Presented on January 5, 1779, it was designed to be used for a door tapestry in the bedchamber of the Prince and Princess of Asturias at the Royal Palace of El Pardo. The Prado Museum houses this Goya piece in its collections. There are also two sketches of it, one in a private Spanish collection and the other in the Stirling Maxwell Collection in Glasgow.
It is a "...door tapestry [in which] 2 boys play at being soldiers in hats and shotguns while another plays a drum and yet another plays with a toy bell tower. It is 3 feet and 4 fingers wide, and 5 feet and 4 fingers tall. Its value is 1,000 Spanish reals." ("... sobrepuerta [en la que] ay dos muchachos como Jugando á los Soldados con Gorros y Escopetas otro tocando un Tambor, y otro Jugando con un Campanario de Ferias. Su ancho tres pies y quatro dedos, alto cinco pies quatro dedos. Su balor mil rr.s vellon". Francisco de Goya).

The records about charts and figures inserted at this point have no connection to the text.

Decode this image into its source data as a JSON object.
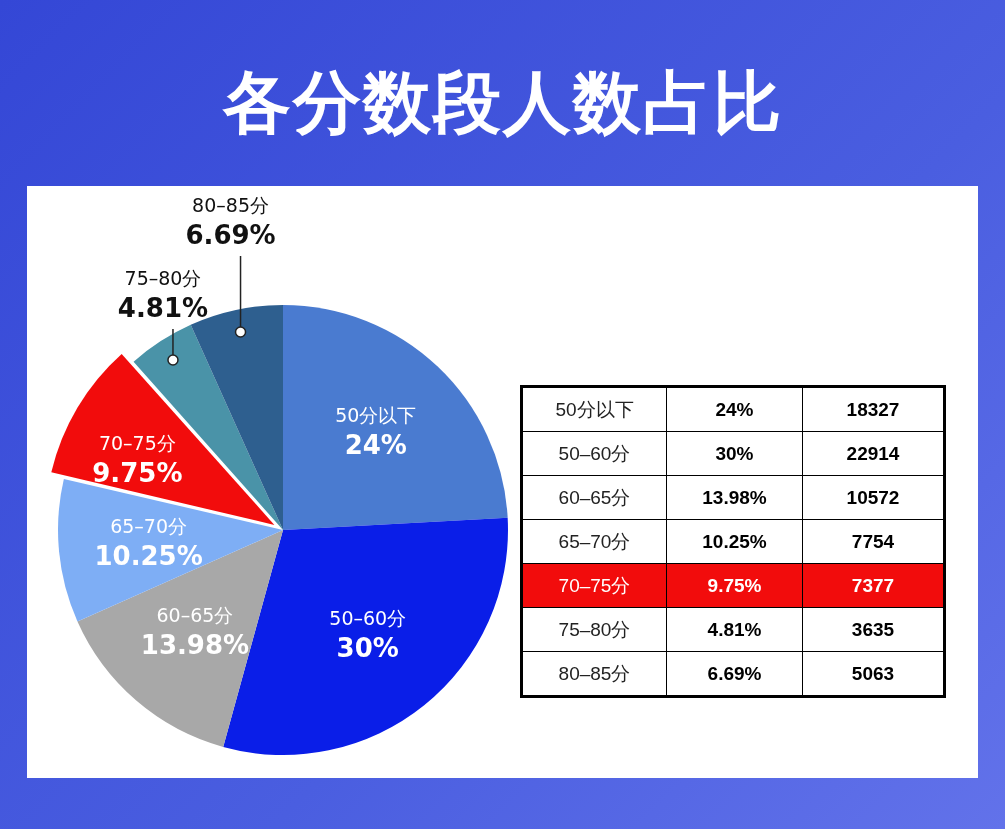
{
  "chart_data": {
    "type": "pie",
    "title": "各分数段人数占比",
    "categories": [
      "50分以下",
      "50–60分",
      "60–65分",
      "65–70分",
      "70–75分",
      "75–80分",
      "80–85分"
    ],
    "values": [
      24,
      30,
      13.98,
      10.25,
      9.75,
      4.81,
      6.69
    ],
    "annotations": [
      "18327",
      "22914",
      "10572",
      "7754",
      "7377",
      "3635",
      "5063"
    ],
    "value_labels": [
      "24%",
      "30%",
      "13.98%",
      "10.25%",
      "9.75%",
      "4.81%",
      "6.69%"
    ],
    "colors": [
      "#4a7bd0",
      "#0a1ee8",
      "#a8a8a8",
      "#7eaef5",
      "#f20c0c",
      "#4a93a8",
      "#2e5f8f"
    ]
  }
}
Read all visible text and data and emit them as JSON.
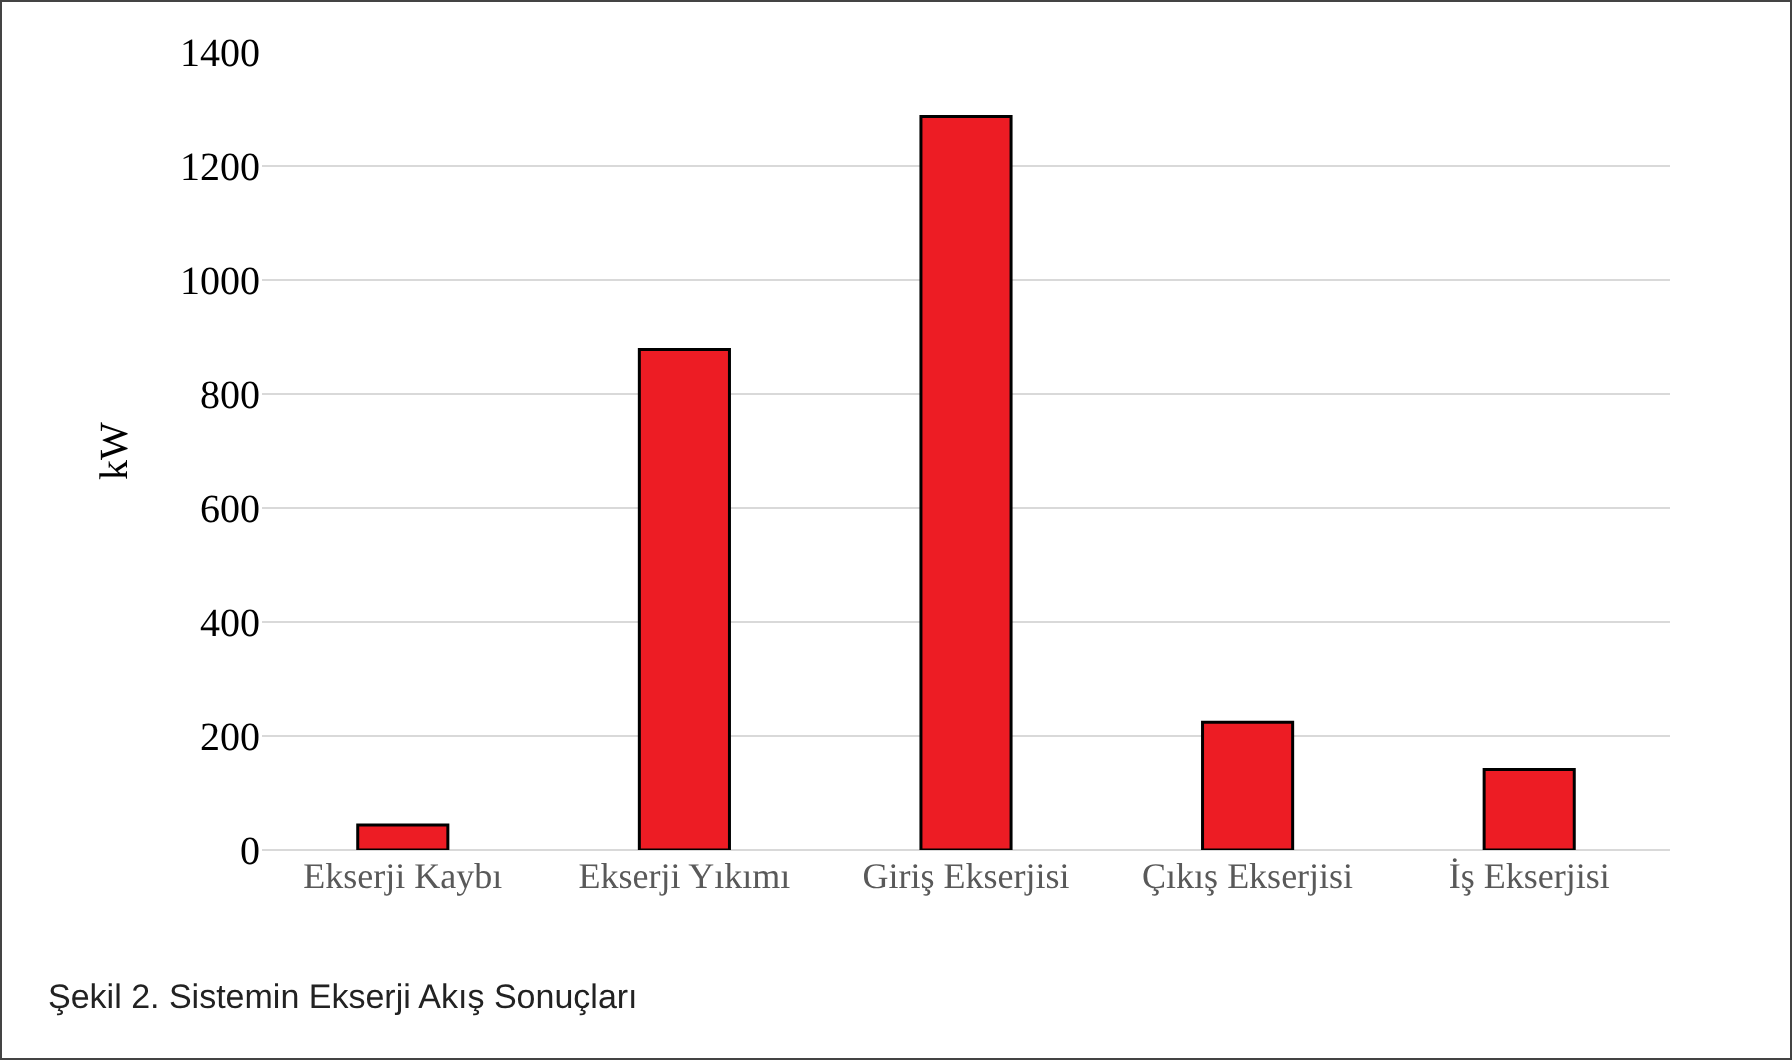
{
  "chart_data": {
    "type": "bar",
    "ylabel": "kW",
    "categories": [
      "Ekserji Kaybı",
      "Ekserji Yıkımı",
      "Giriş Ekserjisi",
      "Çıkış Ekserjisi",
      "İş Ekserjisi"
    ],
    "values": [
      44,
      878,
      1287,
      224,
      141
    ],
    "color": "#ed1c24",
    "ylim": [
      0,
      1400
    ],
    "yticks": [
      0,
      200,
      400,
      600,
      800,
      1000,
      1200,
      1400
    ],
    "grid": "y",
    "annotations": [
      "Şekil 2. Sistemin Ekserji Akış Sonuçları"
    ]
  }
}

Of the 3 tapestries, 2 are now kept in the National Heritage collections at the Royal Palace and the Santa Cruz Palace (the headquarters of the Spanish Ministry of Foreign Affairs). The third is kept at the Cathedral Museum. It was acquired by Don Fernando Gomedi in 1794 and later by Don Pedro Acuña y Malvar, who donated it to Santiago Cathedral in his will, in 1814.